Some judges within the past year seemed to take a softer stance toward struggling law school graduates carrying tens of thousands of dollars in loans. But during this month alone, federal judges in two states slapped down attempts by law graduates to discharge their student loans through bankruptcy:
• In Michigan, U.S. Bankruptcy Judge James Gregg denied a request by Nathan Maas to discharge four private loans totaling $47,000 that he took out as a student at the Thomas M. Cooley Law School between 2000 and 2002.
• Judge Karen Caldwell of the U.S. District Court for the Eastern District of Tennessee on July 11 affirmed a bankruptcy court’s denial of Robert Bentley Marlow’s attempt to discharge $250,000 in student loan debt. Marlow graduated from the Samford University Cumberland School of Law in 2009 and obtained a master’s degree in social and political philosophy from the University of Tennessee a year later, according to the opinion.

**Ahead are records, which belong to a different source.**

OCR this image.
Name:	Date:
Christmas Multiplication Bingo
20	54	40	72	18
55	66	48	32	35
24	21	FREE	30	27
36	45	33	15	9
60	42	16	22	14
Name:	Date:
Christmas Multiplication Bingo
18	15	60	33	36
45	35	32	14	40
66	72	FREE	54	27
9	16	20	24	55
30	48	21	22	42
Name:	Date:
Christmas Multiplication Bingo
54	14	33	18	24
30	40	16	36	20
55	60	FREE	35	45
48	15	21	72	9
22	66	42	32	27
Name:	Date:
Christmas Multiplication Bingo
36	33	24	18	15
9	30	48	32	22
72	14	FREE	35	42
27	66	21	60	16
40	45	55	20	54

Although Marlow passed the Tennessee bar exam in 2010, state examiners decided in 2011 not to license him because of his history of alcohol and motor vehicle citations, as well as failed attempts at monitoring through a lawyer’s assistance program, according to court records. Marlow has also sued the Tennessee Board of Law Examiners.
Marlow has not held steady employment since finishing school in 2010, according to the opinion, and has worked sporadically as a landscaper, construction worker and collector of aluminum cans and scrap medal in addition to receiving financial assistance from family members. He has made less than $1,000 in loan payments, the opinion noted. Marlow filed for Chapter 7 bankruptcy in 2011 seeking to discharge his educational loans.

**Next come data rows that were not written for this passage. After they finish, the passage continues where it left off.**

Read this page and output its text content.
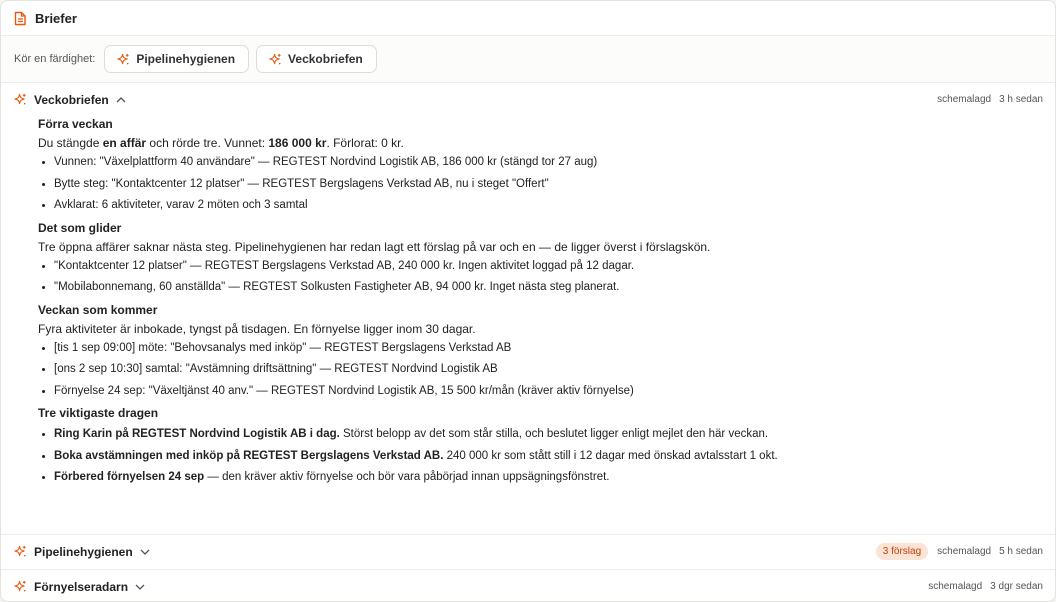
Briefer
Kör en färdighet:	Pipelinehygienen	Veckobriefen
Veckobriefen	schemalagd 3 h sedan
Förra veckan

Du stängde en affär och rörde tre. Vunnet: 186 000 kr. Förlorat: 0 kr.

• Vunnen: "Växelplattform 40 användare" — REGTEST Nordvind Logistik AB, 186 000 kr (stängd tor 27 aug)
• Bytte steg: "Kontaktcenter 12 platser" — REGTEST Bergslagens Verkstad AB, nu i steget "Offert"
• Avklarat: 6 aktiviteter, varav 2 möten och 3 samtal
Det som glider

Tre öppna affärer saknar nästa steg. Pipelinehygienen har redan lagt ett förslag på var och en — de ligger överst i förslagskön.

• "Kontaktcenter 12 platser" — REGTEST Bergslagens Verkstad AB, 240 000 kr. Ingen aktivitet loggad på 12 dagar.
• "Mobilabonnemang, 60 anställda" — REGTEST Solkusten Fastigheter AB, 94 000 kr. Inget nästa steg planerat.
Veckan som kommer

Fyra aktiviteter är inbokade, tyngst på tisdagen. En förnyelse ligger inom 30 dagar.

• [tis 1 sep 09:00] möte: "Behovsanalys med inköp" — REGTEST Bergslagens Verkstad AB
• [ons 2 sep 10:30] samtal: "Avstämning driftsättning" — REGTEST Nordvind Logistik AB
• Förnyelse 24 sep: "Växeltjänst 40 anv." — REGTEST Nordvind Logistik AB, 15 500 kr/mån (kräver aktiv förnyelse)
Tre viktigaste dragen
• Ring Karin på REGTEST Nordvind Logistik AB i dag. Störst belopp av det som står stilla, och beslutet ligger enligt mejlet den här veckan.
• Boka avstämningen med inköp på REGTEST Bergslagens Verkstad AB. 240 000 kr som stått still i 12 dagar med önskad avtalsstart 1 okt.
• Förbered förnyelsen 24 sep — den kräver aktiv förnyelse och bör vara påbörjad innan uppsägningsfönstret.
Pipelinehygienen	3 förslag	schemalagd 5 h sedan
Förnyelseradarn	schemalagd 3 dgr sedan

Caldwell found that Marlow had not established that repaying his loans would represent an undue hardship. Rather than intensely looking for a job, Marlow spent the bulk of his time filing pro se lawsuits against the Tennessee bar examiners and other government entities, she noted. Moreover, she said, he did not prove that outside forces made it likely that his financial situation will not improve.
“In this case, Marlow is not suffering from any illness or disability, and he has no dependents,” she wrote. “At the time of the bankruptcy proceedings, he was 31 years old. He is clearly well-educated. He has useable job skills, including his training as a paralegal.”

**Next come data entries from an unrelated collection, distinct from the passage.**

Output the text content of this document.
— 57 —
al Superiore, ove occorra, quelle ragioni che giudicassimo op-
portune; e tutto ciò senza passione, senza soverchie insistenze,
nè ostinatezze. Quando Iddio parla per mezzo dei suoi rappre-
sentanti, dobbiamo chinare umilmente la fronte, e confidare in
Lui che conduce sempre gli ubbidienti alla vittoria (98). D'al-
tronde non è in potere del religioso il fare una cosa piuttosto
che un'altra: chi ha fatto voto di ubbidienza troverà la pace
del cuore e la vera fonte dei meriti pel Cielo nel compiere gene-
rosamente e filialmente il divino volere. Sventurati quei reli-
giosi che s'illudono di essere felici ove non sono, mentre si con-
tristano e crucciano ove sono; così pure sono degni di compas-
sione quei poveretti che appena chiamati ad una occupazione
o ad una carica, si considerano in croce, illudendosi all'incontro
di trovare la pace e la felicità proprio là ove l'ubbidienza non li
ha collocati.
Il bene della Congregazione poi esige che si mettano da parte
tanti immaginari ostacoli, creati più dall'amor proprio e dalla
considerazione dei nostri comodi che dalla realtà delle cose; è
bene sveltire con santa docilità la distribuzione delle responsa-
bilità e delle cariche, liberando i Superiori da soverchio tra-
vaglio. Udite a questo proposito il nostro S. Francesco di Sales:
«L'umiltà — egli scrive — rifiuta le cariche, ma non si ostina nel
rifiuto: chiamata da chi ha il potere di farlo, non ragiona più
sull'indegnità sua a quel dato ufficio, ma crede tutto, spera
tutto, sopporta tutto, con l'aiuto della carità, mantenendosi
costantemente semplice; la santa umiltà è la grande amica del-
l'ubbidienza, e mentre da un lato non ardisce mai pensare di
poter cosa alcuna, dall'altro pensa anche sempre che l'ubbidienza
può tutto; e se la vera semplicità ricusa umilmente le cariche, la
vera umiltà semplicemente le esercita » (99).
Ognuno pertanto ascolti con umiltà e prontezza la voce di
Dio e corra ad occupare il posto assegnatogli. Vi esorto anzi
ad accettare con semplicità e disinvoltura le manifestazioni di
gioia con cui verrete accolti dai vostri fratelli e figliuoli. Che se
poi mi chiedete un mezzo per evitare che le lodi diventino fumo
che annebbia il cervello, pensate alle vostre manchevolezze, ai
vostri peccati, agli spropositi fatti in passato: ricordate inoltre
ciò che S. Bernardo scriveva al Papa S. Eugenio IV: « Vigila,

In the Michigan case, Maas sought to discharge $47,000 in private loans he took out while at Cooley. He argued that the loans were actually “unsecured cash advance loans” that he used to cover living expenses during and after law school, and not the typical educational loans. Additionally, he claimed that lender Northstar Education Finance Inc. could not prove that it owned the loans because a different lender’s name appears on the original loan documents.
Gregg rejected both arguments, ruling that the loans were indeed intended for educational purposes and that the law makes no distinction in how educational loans are actually spent. He also found that Northstar provided documents to prove it had purchased the loans from the initial lender.
“None of the arguments raised by the Debtor are sufficient to overcome the plain language of the loan application documents, which specifically and repeatedly reference the educational nature of the loans,” Gregg wrote in his July 8 ruling.
“For instance, the Debtor has asserted, both in his complaint and at oral argument, that the loans were general cash advances to cover living expenses during law school and immediately after graduation. The Debtor has offered no evidence to support this argument.”
Both Maas and Marlow represented themselves.
By contrast, in May the U.S. Court of Appeals for the Ninth Circuit upheld the discharge of $53,000 in educational loans taken out by a 1997 graduate of Willamette University College of Law who was earning just $40,000 a year as a juvenile probation officer.
And last June, a federal bankruptcy judge in Maryland discharged $340,000 in student loans, some of which was acquired by the plaintiff’s short stint at the University of Baltimore School of Law during the early 1990s. Her Asperger’s syndrome made repaying the loans an undue hardship, the judge ruled.